The Handsome Family’s latest offering managed to land me right in the middle of weird America last week though.
I was stopped at traffic lights on a slow sunny Sunday. As “Tiny Tina” from the Handsome’s new album Unseen played in the car, I noticed on the far side of the road a trendy youth talking agitatedly to himself as he walked past. He was starting to vaguely gesticulate and his volume was going up when I detected a movement at the other side of my car. It was a small child of indeterminate gender on a bike, giving me the fingers and mouthing “your car is shit.”
“Drinks just a thimble of water/eats just a handful of straw …” intoned the Handsome Family’s Brett Sparks meanwhile from the speakers. The Calliope music whistled and chugged alongside Rennie Sparks’ quavers as they harmonised about never getting to see the world’s smallest horse. My young friend’s face had become mildly distorted as he/she upped the ante in the finger waving department. The youth across the road had become sweary. A car behind me beeped its horn as the lights had changed and I hadn’t moved. The child’s face took on a sneer; I jolted hurriedly away from weird land. I’d officially been appointed the status of a slug. A slug that drives a shit car.
Don’t get me wrong, that scene in so many ways is strangely, quintessentially Belfast, or Ireland maybe. But there is something in the context-altering powers of the Handsome Family’s music that transports every sense I have of that 40 second scene to Twin Peaks. There is something in their very singular world view that keeps a scary clown mask under the bed, beside the family photos, the box of shells and the third dress you’ve bought this month from a shopping channel and haven’t even opened yet.
This album is sturdy Handsome Family third dimension otherworldliness. In that there are no departures. It paints its pictures in primary colours, you think you’ve taken in the scene, then you have an eerie feeling the eyes are watching you as you walk away.
Take “Back in my Day” for example; where the intro intones a sad, thoughtful melancholy, then Brett’s crooning baritone rolls in with reminiscences of a utopian past “where everything was better, darker and deep.” This song straddles a line. The words have been written with rose tinted glasses, yet we still need to bow to the fact that the childhoods of previous generations have allowed more space for things to be unknown, for more – or at least longer lasting innocence, for monsters to be in the sea instead of the chatrooms.
Sir William Crookes was a chemist, physicist, pioneer of the original vacuum tube, and a spiritualist of whom it was said “his desire to believe blinded him to the chicanery of his psychic subjects.” This has everything that would attract the Handsome Family to write a song about it, and they did.
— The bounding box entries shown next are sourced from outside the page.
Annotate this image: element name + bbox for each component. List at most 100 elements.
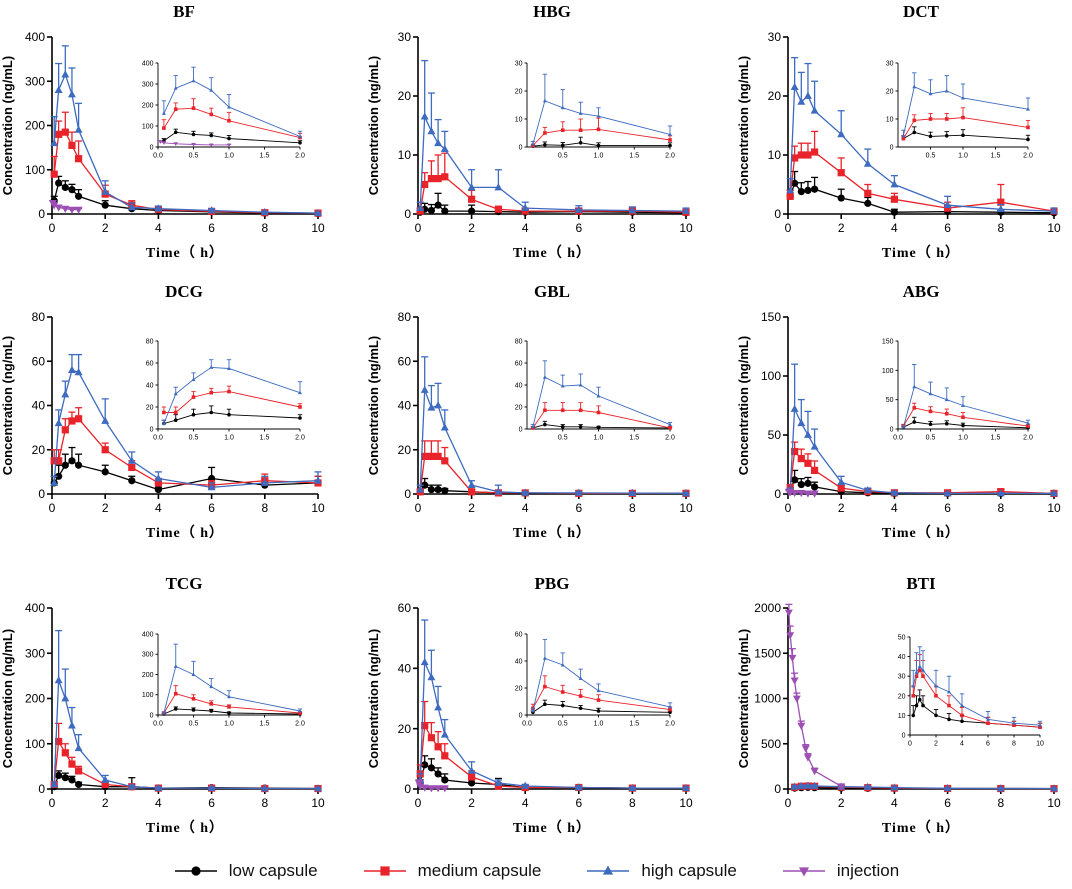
chart-tcg-inset-point-low-capsule — [191, 708, 196, 712]
chart-pbg-x-tick-label: 0 — [415, 796, 422, 810]
chart-gbl-point-high-capsule — [628, 488, 637, 496]
chart-gbl-inset-x-tick-label: 0.5 — [558, 435, 568, 442]
chart-tcg-inset-point-high-capsule — [298, 708, 302, 713]
chart-dcg-point-high-capsule — [260, 478, 269, 486]
chart-abg-point-high-capsule — [797, 418, 806, 427]
chart-pbg-inset-point-medium-capsule — [578, 694, 583, 698]
chart-dcg-x-tick-label: 4 — [155, 501, 162, 515]
chart-bti-inset-point-medium-capsule — [947, 703, 951, 708]
chart-pbg-x-tick-label: 10 — [679, 796, 693, 810]
chart-abg-point-injection — [797, 489, 806, 498]
chart-hbg-inset-y-tick-label: 10 — [515, 116, 523, 123]
chart-dct-point-high-capsule — [786, 186, 795, 194]
chart-tcg-point-medium-capsule — [68, 760, 76, 768]
chart-bf-inset-series-medium-capsule — [161, 98, 303, 140]
chart-dcg-point-low-capsule — [68, 457, 76, 465]
chart-bf-inset-point-high-capsule — [161, 111, 166, 115]
chart-hbg-inset-line-low-capsule — [532, 142, 670, 147]
chart-tcg-series-medium-capsule — [50, 722, 322, 793]
chart-dcg-inset-point-high-capsule — [209, 365, 214, 369]
chart-bf-inset-x-tick-label: 2.0 — [295, 153, 305, 160]
chart-bf-inset-point-injection — [191, 143, 196, 147]
chart-bti-point-injection — [790, 677, 799, 685]
chart-tcg-x-tick-label: 6 — [208, 796, 215, 810]
chart-gbl-axes: 0 2 4 6 8 10 0 20 40 60 80 — [398, 310, 693, 515]
chart-bf-inset-point-medium-capsule — [191, 106, 196, 110]
chart-tcg-point-high-capsule — [260, 784, 269, 792]
chart-bf-inset-x-tick-label: 1.5 — [260, 153, 270, 160]
chart-tcg-point-medium-capsule — [75, 767, 83, 775]
chart-bti-inset-axes: 0 2 4 6 8 10 0 10 20 30 40 50 — [898, 634, 1044, 747]
chart-dcg-inset-point-high-capsule — [161, 421, 166, 425]
chart-tcg-inset-x-tick-label: 1.5 — [260, 721, 270, 728]
chart-dcg-y-tick-label: 80 — [32, 310, 46, 324]
chart-bf-inset-point-medium-capsule — [209, 112, 214, 117]
chart-dcg-inset-point-medium-capsule — [162, 410, 166, 415]
chart-hbg-point-medium-capsule — [468, 195, 476, 203]
chart-bti-inset-point-low-capsule — [921, 703, 925, 708]
chart-dcg-axes: 0 2 4 6 8 10 0 20 40 60 80 — [32, 310, 325, 515]
chart-hbg-inset-x-tick-label: 2.0 — [665, 153, 675, 160]
chart-tcg-title: TCG — [166, 574, 203, 593]
chart-gbl-inset-background — [527, 337, 674, 429]
chart-hbg-inset-point-high-capsule — [668, 132, 672, 136]
chart-pbg-inset-point-low-capsule — [578, 706, 583, 711]
chart-hbg-title: HBG — [533, 2, 571, 21]
chart-pbg-y-tick-label: 60 — [398, 601, 412, 615]
chart-bti-y-tick-label: 500 — [761, 737, 781, 751]
chart-pbg-inset-x-tick-label: 1.0 — [594, 721, 604, 728]
chart-bti-inset-point-medium-capsule — [960, 713, 964, 718]
chart-hbg-inset-point-low-capsule — [668, 143, 672, 148]
chart-hbg-x-tick-label: 4 — [522, 221, 529, 235]
chart-tcg-inset-point-high-capsule — [209, 684, 214, 689]
chart-abg-x-tick-label: 0 — [785, 501, 792, 515]
chart-dct-inset-point-low-capsule — [1026, 137, 1030, 142]
chart-dcg-inset-point-medium-capsule — [173, 410, 178, 415]
chart-bti-inset-point-high-capsule — [947, 689, 951, 694]
legend-symbol-low-capsule — [191, 866, 201, 876]
chart-pbg-point-high-capsule — [467, 766, 476, 774]
chart-gbl-point-high-capsule — [440, 423, 449, 431]
chart-hbg-inset-series-high-capsule — [530, 73, 673, 146]
chart-bti-line-injection — [788, 612, 842, 787]
chart-abg-y-tick-label: 50 — [768, 428, 782, 442]
legend-item-medium-capsule: medium capsule — [362, 861, 541, 881]
chart-bf-point-high-capsule — [101, 187, 110, 195]
chart-bti-inset-point-low-capsule — [914, 703, 919, 708]
chart-bti-inset-series-high-capsule — [911, 646, 1043, 727]
chart-dct-x-tick-label: 6 — [944, 221, 951, 235]
chart-dcg-point-high-capsule — [67, 365, 76, 373]
chart-dct-point-medium-capsule — [944, 204, 952, 212]
chart-abg-point-high-capsule — [790, 404, 799, 412]
chart-bti-inset-point-low-capsule — [947, 717, 951, 722]
chart-gbl-y-tick-label: 80 — [398, 310, 412, 324]
chart-pbg-point-high-capsule — [682, 783, 690, 791]
chart-pbg-point-medium-capsule — [434, 743, 442, 751]
chart-dct-inset-point-medium-capsule — [944, 117, 949, 121]
chart-bf-inset-line-high-capsule — [163, 80, 301, 137]
chart-hbg-inset-point-low-capsule — [596, 143, 601, 148]
chart-gbl-inset-point-low-capsule — [543, 422, 547, 427]
chart-bf-point-injection — [67, 206, 76, 214]
legend-item-low-capsule: low capsule — [173, 861, 318, 881]
chart-hbg-inset-point-medium-capsule — [543, 131, 547, 135]
chart-dct-point-high-capsule — [863, 159, 872, 167]
chart-dct-inset-point-medium-capsule — [928, 117, 933, 121]
chart-gbl-point-low-capsule — [441, 487, 449, 495]
chart-pbg-xlabel: Time（ h） — [513, 820, 591, 836]
chart-dcg-point-high-capsule — [101, 416, 110, 424]
chart-dcg-inset-point-medium-capsule — [191, 395, 196, 399]
chart-bf-inset-series-injection — [158, 140, 232, 148]
chart-bf-x-tick-label: 2 — [102, 221, 109, 235]
chart-bf-inset-point-injection — [173, 142, 178, 147]
chart-dct-point-high-capsule — [810, 106, 819, 114]
chart-hbg-point-low-capsule — [434, 201, 442, 209]
chart-dcg-inset-point-high-capsule — [191, 377, 196, 381]
chart-hbg-point-high-capsule — [521, 203, 530, 211]
chart-bf-inset-point-low-capsule — [209, 133, 214, 138]
chart-bf-series-injection — [48, 200, 83, 214]
chart-bf-title: BF — [173, 2, 195, 21]
chart-bf-y-tick-label: 300 — [25, 74, 45, 88]
chart-bf-point-injection — [54, 204, 63, 212]
chart-bf-inset-point-injection — [161, 141, 166, 145]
Harpsichord opens “Gentlemen,” and plays right through as the renowned scientist describes how the apparatus he has invented will work, as he tries to convince the gentlemen of what he has witnessed. “Gentlemen the lights blew out/gentlemen the curtains moved …” There’s a slight whiff of the Mekons in the haunting, Englified, shanty, overdubbed chorus by Brett at the end of the song. Despite the curiousness of the tale, William Crookes is afforded a certain respect. The song feels more like a tribute than a joke.
There’s more of course. Rennie’s segments in “The Sea Rose” sound like Freakwater singing a Monkees’ song. And the mildly hypnotic hums and harmonies on the album’s first single “Gold,” offer a classic Handsome Family tale of banditry and dusty shoot outs (based on a true event when dollar bills blew into Brett’s face as he stood in a car park). Indeed I was first introduced to the song a long year ago at a gig in Belfast where they told us it was “inspired by all the people in New Mexico who are going to, or coming out of jail.”
Rennie and Brett Sparks recorded Unseen at their home studio, apparently at night time. If you like the sound and the cut of the Handsome Family you’ll enjoy the sound and the cut of this album. It’s released today, 16th September.